WWWWW — OPA

AyApS
breakitdown
Published in
3 min readSep 29, 2020

The Goal of the article is to explain

  1. What is OPA
  2. Why its important now
  3. When we can leverage
  4. Where its required
  5. Who can levereage

What is OPA ?

Its an open source policy agent. It decouples the complexity of policy making from policy decision taking from a stack. Policies are json based and decision making is pure declarative.

Why its important now ?

Given all the systems are distributed components, multi-platforms, polygot based services the old generation model of controlling policy in a centralized place is getting harder, time consuming and not agile. Now we can make the policy enforcement in a distributed computing fashion without fear of failure, availability and performant.

When can we leverage ?

Policies are almost required in all lifecycle of SDLC — code, deployment, auditing, security all need policy checking and policy enforcement. Now all these key areas can use one principle and model to achieve 100% expected security.

Where its required most ?

  1. Docker — Are my images latest and greatest to be less vulnerable ?
  2. EC2 — Are my EC2s having right security groups ?
  3. GCP — Image binary checks and Labels.
  4. HTTP Roles checking — when roles can be strict and growing granular!
  5. DevOps — Removing hardcoding of rules in jenkins file
  6. UI — as Feature Flag product, A/B Testing enabler.
  7. Multi cloud auditing ( AWS / GCP/ Azure )— looking for tag and enforce

Who can leverage ?

AWS tags check — without aws tools if you are multi-cloud.

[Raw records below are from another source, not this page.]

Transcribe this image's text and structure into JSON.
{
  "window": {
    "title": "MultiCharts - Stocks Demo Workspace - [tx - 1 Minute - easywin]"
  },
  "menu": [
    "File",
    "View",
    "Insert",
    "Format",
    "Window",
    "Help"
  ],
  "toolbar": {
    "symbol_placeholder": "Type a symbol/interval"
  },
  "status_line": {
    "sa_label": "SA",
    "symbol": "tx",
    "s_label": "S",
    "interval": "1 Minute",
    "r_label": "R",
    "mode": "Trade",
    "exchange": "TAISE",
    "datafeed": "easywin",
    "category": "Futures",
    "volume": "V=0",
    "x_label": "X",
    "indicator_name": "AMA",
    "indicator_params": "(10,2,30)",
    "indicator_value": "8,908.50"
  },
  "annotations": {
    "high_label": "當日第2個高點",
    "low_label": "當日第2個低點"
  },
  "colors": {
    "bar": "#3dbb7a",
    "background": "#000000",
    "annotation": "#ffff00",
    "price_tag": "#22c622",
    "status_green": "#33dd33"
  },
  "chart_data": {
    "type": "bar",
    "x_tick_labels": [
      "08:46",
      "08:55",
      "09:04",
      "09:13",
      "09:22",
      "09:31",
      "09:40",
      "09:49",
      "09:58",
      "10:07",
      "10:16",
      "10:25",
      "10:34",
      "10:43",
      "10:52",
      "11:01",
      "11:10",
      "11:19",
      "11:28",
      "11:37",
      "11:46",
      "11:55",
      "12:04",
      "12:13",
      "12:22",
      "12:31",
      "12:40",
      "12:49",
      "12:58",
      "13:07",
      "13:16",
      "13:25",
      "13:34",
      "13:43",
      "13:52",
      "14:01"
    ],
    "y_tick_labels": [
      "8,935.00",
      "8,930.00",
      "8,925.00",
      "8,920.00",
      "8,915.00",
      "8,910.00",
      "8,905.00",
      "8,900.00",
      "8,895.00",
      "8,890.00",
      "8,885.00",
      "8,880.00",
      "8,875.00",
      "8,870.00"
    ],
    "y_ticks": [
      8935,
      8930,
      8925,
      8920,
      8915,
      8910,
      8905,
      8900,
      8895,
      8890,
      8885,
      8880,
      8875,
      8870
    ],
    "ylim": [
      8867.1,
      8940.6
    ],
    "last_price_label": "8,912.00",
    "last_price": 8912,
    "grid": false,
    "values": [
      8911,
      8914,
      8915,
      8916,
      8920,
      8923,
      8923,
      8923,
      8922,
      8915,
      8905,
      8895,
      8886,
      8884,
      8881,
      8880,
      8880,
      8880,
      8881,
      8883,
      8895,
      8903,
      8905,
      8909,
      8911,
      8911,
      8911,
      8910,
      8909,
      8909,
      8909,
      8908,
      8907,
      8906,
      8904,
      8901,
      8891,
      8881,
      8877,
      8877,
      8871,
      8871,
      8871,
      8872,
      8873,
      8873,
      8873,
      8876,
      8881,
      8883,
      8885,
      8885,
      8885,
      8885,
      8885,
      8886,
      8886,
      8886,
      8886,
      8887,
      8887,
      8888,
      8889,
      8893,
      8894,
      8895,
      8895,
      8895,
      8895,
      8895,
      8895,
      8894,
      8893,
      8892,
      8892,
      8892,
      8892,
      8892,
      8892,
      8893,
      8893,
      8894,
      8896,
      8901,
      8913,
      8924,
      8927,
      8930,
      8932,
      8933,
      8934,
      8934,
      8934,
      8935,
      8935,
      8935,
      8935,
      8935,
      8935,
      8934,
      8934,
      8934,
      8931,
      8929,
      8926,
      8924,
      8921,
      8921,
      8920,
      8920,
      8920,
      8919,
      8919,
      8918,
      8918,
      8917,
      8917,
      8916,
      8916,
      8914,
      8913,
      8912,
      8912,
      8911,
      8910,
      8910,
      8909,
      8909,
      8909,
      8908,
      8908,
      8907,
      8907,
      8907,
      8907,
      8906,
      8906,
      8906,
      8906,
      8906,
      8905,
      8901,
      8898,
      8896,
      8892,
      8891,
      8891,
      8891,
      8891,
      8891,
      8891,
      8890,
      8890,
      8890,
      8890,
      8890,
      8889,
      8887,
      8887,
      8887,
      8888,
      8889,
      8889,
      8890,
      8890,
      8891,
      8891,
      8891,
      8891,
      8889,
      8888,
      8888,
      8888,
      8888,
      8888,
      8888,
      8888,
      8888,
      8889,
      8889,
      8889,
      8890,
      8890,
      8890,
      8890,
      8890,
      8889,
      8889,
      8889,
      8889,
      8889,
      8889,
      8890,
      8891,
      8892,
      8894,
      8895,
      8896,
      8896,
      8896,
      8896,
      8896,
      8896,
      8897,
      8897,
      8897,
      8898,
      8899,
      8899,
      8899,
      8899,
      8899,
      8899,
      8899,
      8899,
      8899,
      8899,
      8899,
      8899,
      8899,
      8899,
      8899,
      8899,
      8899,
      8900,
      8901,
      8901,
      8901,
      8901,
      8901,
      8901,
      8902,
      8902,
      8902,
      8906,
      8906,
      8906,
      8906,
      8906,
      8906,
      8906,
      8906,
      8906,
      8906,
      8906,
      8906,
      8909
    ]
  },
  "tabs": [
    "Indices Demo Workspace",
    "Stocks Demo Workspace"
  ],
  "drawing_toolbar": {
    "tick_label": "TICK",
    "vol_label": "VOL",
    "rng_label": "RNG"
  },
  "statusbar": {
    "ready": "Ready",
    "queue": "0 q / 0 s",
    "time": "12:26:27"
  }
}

Ex- here looking for costcenter tag in lambda

Rego

package aws.lambda

deny[msg] {
value := input.Tags.costcenter

# Check if the label value is formatted correctly.
not startswith(value, “dept-”)

msg := sprintf(“Costcenter code must start with `dept-`; found `%v`”, [value])
}

Sample lambda tag

{
“Tags”: {
“costcenter”: “dept-1”,
“owner”: “teamA”
}
}

DevOps Check

package kubernetes.validating.images

deny[msg] {

input.request.kind.kind == “Pod”
image := input.request.object.spec.containers[i].image
not startswith(image, “breakitdown.com/”)
msg := sprintf(“Image ‘%v’ comes from untrusted registry”, [image])
}

JWT/Roles check

package app.rbac

# By default, deny requests.
default allow = false

# Allow the action if the user is granted permission to perform the action.
allow {
# Find grants for the user.
some grant
user_is_granted[grant]

# Check if the grant permits the action.
input.action == grant.action
input.type == grant.type
}

# user_is_granted is a set of grants for the user identified in the request.
# The `grant` will be contained if the set `user_is_granted` for every…
user_is_granted[grant] {
some i, j

# `role` assigned an element of the user_roles for this user…
role := data.user_roles[input.user][i]

# `grant` assigned a single grant from the grants list for ‘role’…
grant := data.role_grants[role][j]
}

How can you run OPA Agent ?

Dockerized is the simplest way, otherwise as script ( testing purposes )

How can you create/test OPA Policy quickly ?

Every cloud provider has different tools but when your organization is going to be multicloud — separating out the policy checker as platform agnostic is a must is my thought.